The computerized dynamic posturography results of the middle-aged adults with FM in this study yielded scores that are comparable to those of healthy persons in their eighth decade of life, based on normative computer-generated data. Thus, the balance deficits and fall frequency reported here are clinically significant. The main targets of physical and rehabilitative medicine at this point are the relief of symptoms and an improvement in the activities of daily living for patients with FM. Balance training is generally not included in FM treatment, because it is not known what aspect of balance, if any, is involved in FM. We believe that balance impairment is an important component of FM and is currently not being assessed in the clinic or being treated by therapists.
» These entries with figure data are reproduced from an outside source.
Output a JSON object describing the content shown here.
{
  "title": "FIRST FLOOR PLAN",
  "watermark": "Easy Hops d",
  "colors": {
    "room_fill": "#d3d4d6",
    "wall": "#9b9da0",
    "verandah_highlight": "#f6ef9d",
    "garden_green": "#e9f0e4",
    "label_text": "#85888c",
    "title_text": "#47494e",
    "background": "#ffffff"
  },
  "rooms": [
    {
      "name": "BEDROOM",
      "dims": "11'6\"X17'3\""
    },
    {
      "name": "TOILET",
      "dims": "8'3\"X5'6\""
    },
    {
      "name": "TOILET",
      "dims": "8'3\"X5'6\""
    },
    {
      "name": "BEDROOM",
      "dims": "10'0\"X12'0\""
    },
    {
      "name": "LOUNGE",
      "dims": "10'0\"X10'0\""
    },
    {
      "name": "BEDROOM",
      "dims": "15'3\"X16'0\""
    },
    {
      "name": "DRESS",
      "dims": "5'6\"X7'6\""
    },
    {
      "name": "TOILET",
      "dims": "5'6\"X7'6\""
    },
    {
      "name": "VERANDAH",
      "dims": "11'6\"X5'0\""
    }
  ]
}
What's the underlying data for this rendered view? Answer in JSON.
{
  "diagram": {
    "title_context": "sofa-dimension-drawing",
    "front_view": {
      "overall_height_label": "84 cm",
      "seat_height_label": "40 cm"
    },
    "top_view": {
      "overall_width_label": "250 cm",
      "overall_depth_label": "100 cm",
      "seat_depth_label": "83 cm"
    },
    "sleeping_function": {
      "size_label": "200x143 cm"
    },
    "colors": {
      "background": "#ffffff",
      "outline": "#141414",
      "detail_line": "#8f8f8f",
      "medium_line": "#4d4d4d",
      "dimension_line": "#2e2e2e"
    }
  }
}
Balance impairment can negatively affect patients' quality of life by increasing the risk of falling, fall-related injuries and fear of falling [69
]. By identifying and quantifying consistent balance abnormalities in FM patients, we hope to improve the effectiveness and specificity of treatments as well as to more effectively assess outcomes of treatments in relieving balance difficulty. More practically, balance training and fall prevention as an aspect of rehabilitation are not currently the standard of care.